There have been players over the history of cricket who were both wicket-keepers and reasonably-capable batsmen, however it wasn’t until Australian Adam Gilchrist burst onto the scene that the need for batting wicket-keepers became almost mandatory.
Gilchrist was by no means the first, but he was the most consistent and one of the fastest-scoring batsmen in world cricket. The fact he could bat so brilliantly afforded the Australian side the opportunity to select an extra specialist bowler.
While Gilchrist remains unrivalled, there has been a flurry of batting-keepers around the world, which in conjunction with all-rounders, has seen teams become more versatile than ever before.
In daily fantasy sports they are even more important, because they are essentially an extra all-rounder in your fantasy team. You are limited to between one and three all-rounders in most fantasy cricket games, so being allowed to have a fourth player who can score in multiple ways is a great advantage.
The big advantage of having a batting-keeper is that they regularly score well in the field, picking up points in big blocks for catches and stumpings. Then they add extra points for runs scored while batting.
In recent times, many wicket-keepers are used at the top of the batting order which is critical for fantasy scoring in both ODI and T20 formats.
Batting wicket-keepers are immensely valuable in Test cricket too where there are a lot of dismissals caught behind the wicket. A good keeper will usually bat in the middle order and have plenty of opportunity to score runs like any batsman.

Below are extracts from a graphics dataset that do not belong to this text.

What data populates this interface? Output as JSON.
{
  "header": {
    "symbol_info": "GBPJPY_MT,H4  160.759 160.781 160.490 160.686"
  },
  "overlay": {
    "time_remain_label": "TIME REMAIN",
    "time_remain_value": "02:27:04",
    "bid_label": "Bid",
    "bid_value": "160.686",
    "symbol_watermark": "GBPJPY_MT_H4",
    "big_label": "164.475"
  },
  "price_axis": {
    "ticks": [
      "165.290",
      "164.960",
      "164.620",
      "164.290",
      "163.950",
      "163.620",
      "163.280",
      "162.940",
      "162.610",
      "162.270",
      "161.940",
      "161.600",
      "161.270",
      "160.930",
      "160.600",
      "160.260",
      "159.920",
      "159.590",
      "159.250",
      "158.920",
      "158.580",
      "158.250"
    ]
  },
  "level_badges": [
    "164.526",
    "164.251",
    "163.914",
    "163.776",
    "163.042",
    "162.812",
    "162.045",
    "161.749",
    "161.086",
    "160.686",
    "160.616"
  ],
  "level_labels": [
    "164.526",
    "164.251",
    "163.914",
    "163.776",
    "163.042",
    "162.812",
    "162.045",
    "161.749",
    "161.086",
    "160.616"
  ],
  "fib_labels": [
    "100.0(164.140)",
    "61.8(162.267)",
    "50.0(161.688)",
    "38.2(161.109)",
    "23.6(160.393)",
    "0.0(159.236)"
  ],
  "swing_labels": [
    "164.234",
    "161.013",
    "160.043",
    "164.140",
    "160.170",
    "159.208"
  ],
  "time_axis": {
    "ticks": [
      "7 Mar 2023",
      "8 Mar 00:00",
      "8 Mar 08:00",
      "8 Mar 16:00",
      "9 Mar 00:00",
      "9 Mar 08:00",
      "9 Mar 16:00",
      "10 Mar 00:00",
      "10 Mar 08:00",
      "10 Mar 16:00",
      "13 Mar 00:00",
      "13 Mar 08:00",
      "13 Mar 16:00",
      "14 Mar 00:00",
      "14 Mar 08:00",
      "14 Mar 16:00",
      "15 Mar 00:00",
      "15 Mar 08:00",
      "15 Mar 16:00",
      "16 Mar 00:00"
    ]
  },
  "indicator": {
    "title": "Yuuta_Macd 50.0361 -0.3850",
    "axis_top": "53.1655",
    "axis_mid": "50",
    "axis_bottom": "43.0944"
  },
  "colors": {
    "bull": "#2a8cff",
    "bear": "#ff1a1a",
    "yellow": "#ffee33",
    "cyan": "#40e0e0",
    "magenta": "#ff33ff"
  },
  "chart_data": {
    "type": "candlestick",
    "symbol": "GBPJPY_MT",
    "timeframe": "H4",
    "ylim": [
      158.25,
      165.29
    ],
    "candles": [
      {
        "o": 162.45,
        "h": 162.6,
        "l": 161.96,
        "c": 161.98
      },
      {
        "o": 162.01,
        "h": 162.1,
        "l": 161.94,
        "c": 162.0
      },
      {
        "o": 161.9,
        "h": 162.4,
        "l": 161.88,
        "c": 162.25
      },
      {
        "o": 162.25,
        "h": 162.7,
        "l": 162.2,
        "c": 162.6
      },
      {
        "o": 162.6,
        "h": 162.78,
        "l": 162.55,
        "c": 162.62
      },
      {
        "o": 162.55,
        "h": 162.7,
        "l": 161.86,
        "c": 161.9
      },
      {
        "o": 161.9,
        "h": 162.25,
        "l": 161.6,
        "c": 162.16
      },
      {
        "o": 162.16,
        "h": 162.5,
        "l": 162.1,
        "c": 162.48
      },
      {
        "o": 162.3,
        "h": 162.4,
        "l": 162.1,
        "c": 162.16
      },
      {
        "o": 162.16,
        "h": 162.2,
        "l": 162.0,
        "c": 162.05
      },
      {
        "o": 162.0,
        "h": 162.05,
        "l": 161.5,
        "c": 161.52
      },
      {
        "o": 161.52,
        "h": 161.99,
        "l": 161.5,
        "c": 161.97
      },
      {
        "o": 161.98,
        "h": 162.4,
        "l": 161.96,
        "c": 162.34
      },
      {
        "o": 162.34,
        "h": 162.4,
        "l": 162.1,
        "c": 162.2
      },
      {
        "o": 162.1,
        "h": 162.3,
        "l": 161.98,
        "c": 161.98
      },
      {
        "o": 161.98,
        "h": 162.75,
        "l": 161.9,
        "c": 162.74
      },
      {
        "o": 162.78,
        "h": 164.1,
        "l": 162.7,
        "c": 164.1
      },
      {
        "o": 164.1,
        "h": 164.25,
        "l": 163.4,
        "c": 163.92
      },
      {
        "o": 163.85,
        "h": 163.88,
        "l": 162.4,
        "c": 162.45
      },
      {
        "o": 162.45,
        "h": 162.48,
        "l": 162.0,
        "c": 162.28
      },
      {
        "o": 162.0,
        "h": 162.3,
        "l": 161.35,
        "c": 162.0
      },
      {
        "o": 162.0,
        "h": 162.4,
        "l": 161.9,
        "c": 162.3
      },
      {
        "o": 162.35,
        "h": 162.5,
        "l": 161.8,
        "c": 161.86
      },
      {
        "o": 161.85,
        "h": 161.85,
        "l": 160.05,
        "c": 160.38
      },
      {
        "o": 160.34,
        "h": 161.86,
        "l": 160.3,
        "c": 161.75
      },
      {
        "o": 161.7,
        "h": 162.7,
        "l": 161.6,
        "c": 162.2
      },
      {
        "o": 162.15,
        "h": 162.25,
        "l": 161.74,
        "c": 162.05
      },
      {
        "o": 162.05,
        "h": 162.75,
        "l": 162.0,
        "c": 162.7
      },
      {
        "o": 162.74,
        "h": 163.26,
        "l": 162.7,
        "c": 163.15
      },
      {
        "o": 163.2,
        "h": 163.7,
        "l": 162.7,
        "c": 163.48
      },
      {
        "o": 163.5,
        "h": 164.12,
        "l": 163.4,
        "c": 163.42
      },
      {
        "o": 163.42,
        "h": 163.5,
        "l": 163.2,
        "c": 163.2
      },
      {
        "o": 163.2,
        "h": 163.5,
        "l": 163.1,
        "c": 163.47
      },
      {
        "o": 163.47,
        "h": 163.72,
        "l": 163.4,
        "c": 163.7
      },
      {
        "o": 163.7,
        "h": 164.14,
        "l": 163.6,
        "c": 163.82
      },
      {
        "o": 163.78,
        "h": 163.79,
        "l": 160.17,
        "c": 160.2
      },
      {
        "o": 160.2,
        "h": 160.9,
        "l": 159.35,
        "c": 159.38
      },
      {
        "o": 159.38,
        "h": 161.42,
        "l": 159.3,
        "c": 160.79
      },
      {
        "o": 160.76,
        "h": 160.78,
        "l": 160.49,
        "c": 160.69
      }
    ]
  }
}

It helps to do your research on wicket-keepers too, as some tend to get more catches and stumpings than others. In India, Sri Lanka and Bangladesh there are a large number of stumpings due to the spin-friendly conditions and array of highly-talented spin bowlers. Compare that to Australia, England or New Zealand where seam and swing is at a premium, and the quality fast bowling attacks tend to get more catches behind the wicket.